Santorum campaign faces growing pains as Super Tuesday approaches

NASHVILLE--Rick Santorum was late. The students at Belmont University were growing restless.

"So the rule is we wait five minutes for an adjunct, 10 for a professor ... How many for a potential presidential candidate?" tweeted Belmont University student Ale Delgado as she waited in her seat Wednesday night.

Santorum had scheduled an appearance on Fox News before the event, but was detained when the live feed went down because of a nearby storm. The evening showcased the worst of the growing pains the Santorum campaign is suffering as it tries to beat Mitt Romney in the contest for the Republican nomination. Campaign staples, like providing signs for the audience to wave or gathering contact information from everyone who walks through the door, are notably absent.

Students continued to trickle in, but by the time Santorum finally arrived, the floor seats of the venue were only about 80 percent full. It became clear when Santorum began to speak that he was addressing a mixed crowd. Most of the students on the floor were eager supporters of the senator who cheered and hooted at his best lines, but surrounding them in the stands sat a loud horde of liberals, snarky Ron Paulites and yawning co-eds glued to their cell phones.

And in the bleachers stage right, were a handful of students with Romney yard signs.

It wasn't five minutes before a Santorum campaign aide approached and demanded they take down the signs. They complied, but not before a Belmont employee told the Santorum staffer that he was out of line.

So long as they weren't being disruptive, she told him, they could hold up their signs.

"But we paid to be here," he said.

The school doesn't censor speech, she replied.

Santorum's traveling staff, formerly comprised of just a few aides--or sometimes just one back in Iowa-- who drove him around in a rental or a borrowed car, has noticeably grown. The campaign recently hired Alice Stewart, a former spokeswoman for Michele Bachmann, to field press inquiries on the trail. But as the campaign has transitioned from single-state contests to a nationwide battle that requires organization across the country, it has become more difficult to stick the landing every time. (Santorum's advance team sometimes pulls it off: At a rally on Friday in Ohio, each chair had a "Rick Santorum for President" sign waiting for supporters before they arrived, and campaign aides manned a table collecting information on voters.)

On the stage, Santorum seemed off his game. Instead of adapting his speech to an arena full of tweeting millennials, he blessed them with an hour-long monologue in which he outlined most of his platform, issue by issue. At one point he explained in detail how Health Savings Accounts work. After that, he described the technical process of how to extract shale oil from rocks.

The lines that play well for Santorum at Knights of Columbus meeting halls flopped, while others outright backfired.
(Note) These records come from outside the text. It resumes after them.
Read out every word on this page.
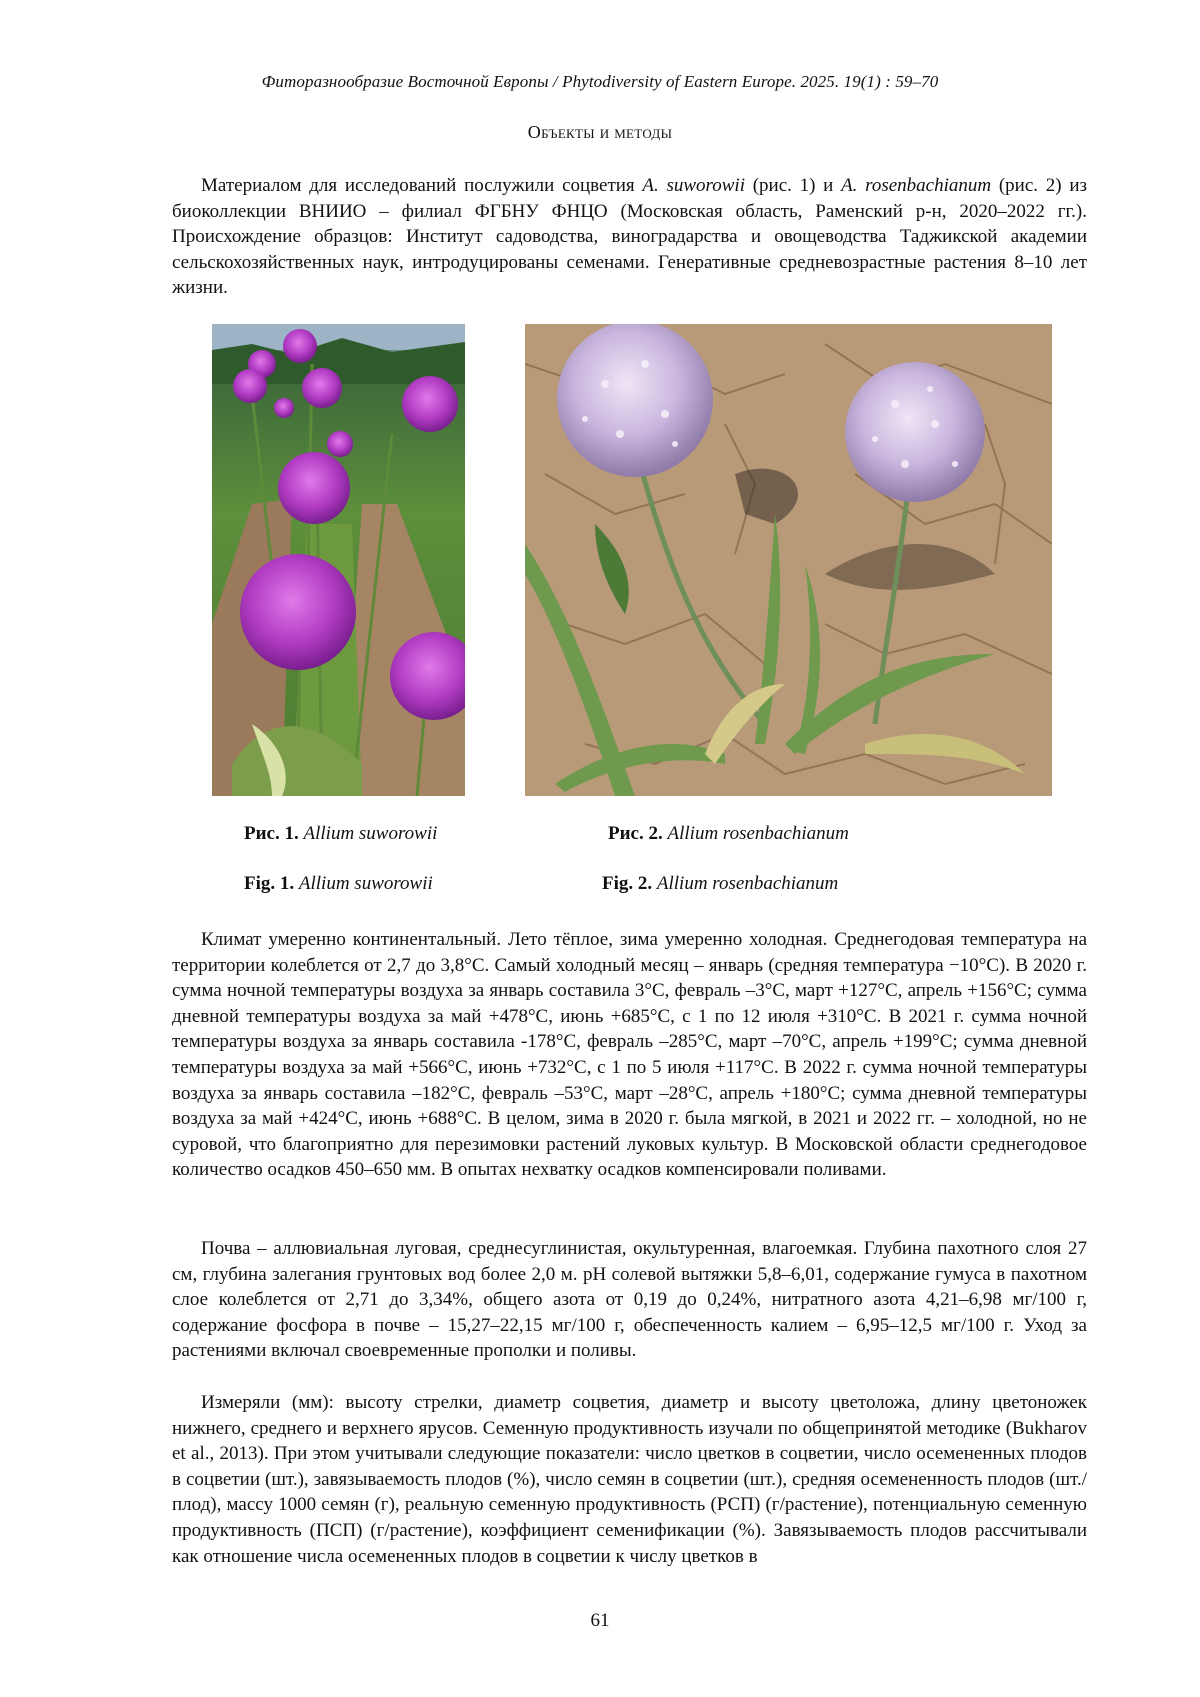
Фиторазнообразие Восточной Европы / Phytodiversity of Eastern Europe. 2025. 19(1) : 59–70
Объекты и методы

Материалом для исследований послужили соцветия A. suworowii (рис. 1) и A. rosenbachianum (рис. 2) из биоколлекции ВНИИО – филиал ФГБНУ ФНЦО (Московская область, Раменский р-н, 2020–2022 гг.). Происхождение образцов: Институт садоводства, виноградарства и овощеводства Таджикской академии сельскохозяйственных наук, интродуцированы семенами. Генеративные средневозрастные растения 8–10 лет жизни.

Рис. 1. Allium suworowii	Рис. 2. Allium rosenbachianum
Fig. 1. Allium suworowii	Fig. 2. Allium rosenbachianum

Климат умеренно континентальный. Лето тёплое, зима умеренно холодная. Среднегодовая температура на территории колеблется от 2,7 до 3,8°C. Самый холодный месяц – январь (средняя температура −10°C). В 2020 г. сумма ночной температуры воздуха за январь составила 3°C, февраль –3°C, март +127°C, апрель +156°C; сумма дневной температуры воздуха за май +478°C, июнь +685°C, с 1 по 12 июля +310°C. В 2021 г. сумма ночной температуры воздуха за январь составила -178°C, февраль –285°C, март –70°C, апрель +199°C; сумма дневной температуры воздуха за май +566°C, июнь +732°C, с 1 по 5 июля +117°C. В 2022 г. сумма ночной температуры воздуха за январь составила –182°C, февраль –53°C, март –28°C, апрель +180°C; сумма дневной температуры воздуха за май +424°C, июнь +688°C. В целом, зима в 2020 г. была мягкой, в 2021 и 2022 гг. – холодной, но не суровой, что благоприятно для перезимовки растений луковых культур. В Московской области среднегодовое количество осадков 450–650 мм. В опытах нехватку осадков компенсировали поливами.

Почва – аллювиальная луговая, среднесуглинистая, окультуренная, влагоемкая. Глубина пахотного слоя 27 см, глубина залегания грунтовых вод более 2,0 м. pH солевой вытяжки 5,8–6,01, содержание гумуса в пахотном слое колеблется от 2,71 до 3,34%, общего азота от 0,19 до 0,24%, нитратного азота 4,21–6,98 мг/100 г, содержание фосфора в почве – 15,27–22,15 мг/100 г, обеспеченность калием – 6,95–12,5 мг/100 г. Уход за растениями включал своевременные прополки и поливы.

Измеряли (мм): высоту стрелки, диаметр соцветия, диаметр и высоту цветоложа, длину цветоножек нижнего, среднего и верхнего ярусов. Семенную продуктивность изучали по общепринятой методике (Bukharov et al., 2013). При этом учитывали следующие показатели: число цветков в соцветии, число осемененных плодов в соцветии (шт.), завязываемость плодов (%), число семян в соцветии (шт.), средняя осемененность плодов (шт./плод), массу 1000 семян (г), реальную семенную продуктивность (РСП) (г/растение), потенциальную семенную продуктивность (ПСП) (г/растение), коэффициент семенификации (%). Завязываемость плодов рассчитывали как отношение числа осемененных плодов в соцветии к числу цветков в

61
When he broke the news to the students, for instance, that federal spending on entitlement programs had skyrocketed to 60 percent of the budget in his lifetime, an entire section cheered. (Usually people gasp.)

After explaining how the principles of auto insurance could be applied to health insurance markets, Santorum polled the audience: "How many people, if you had a $500 deductible insurance policy would turn in a fender bender that cost $700 dollars?"

No one raised their hands.

Santorum paused.

"Nobody would! Why wouldn't you turn it in?"

Blank stares.

"Because your insurance rates would go up!"

This is not to say that Santorum can't hold his own in front of a mixed audience. He has been in public life for nearly two decades and he's relatively successful at handling confrontations, even with young people.

But the day before the Nashville event, a reporter in Michigan who was interviewing Santorum referred to him as the "scrappy challenger ... taking on the big, over-funded establishment candidate."

"That's pretty good," Santorum replied. "That's who we are."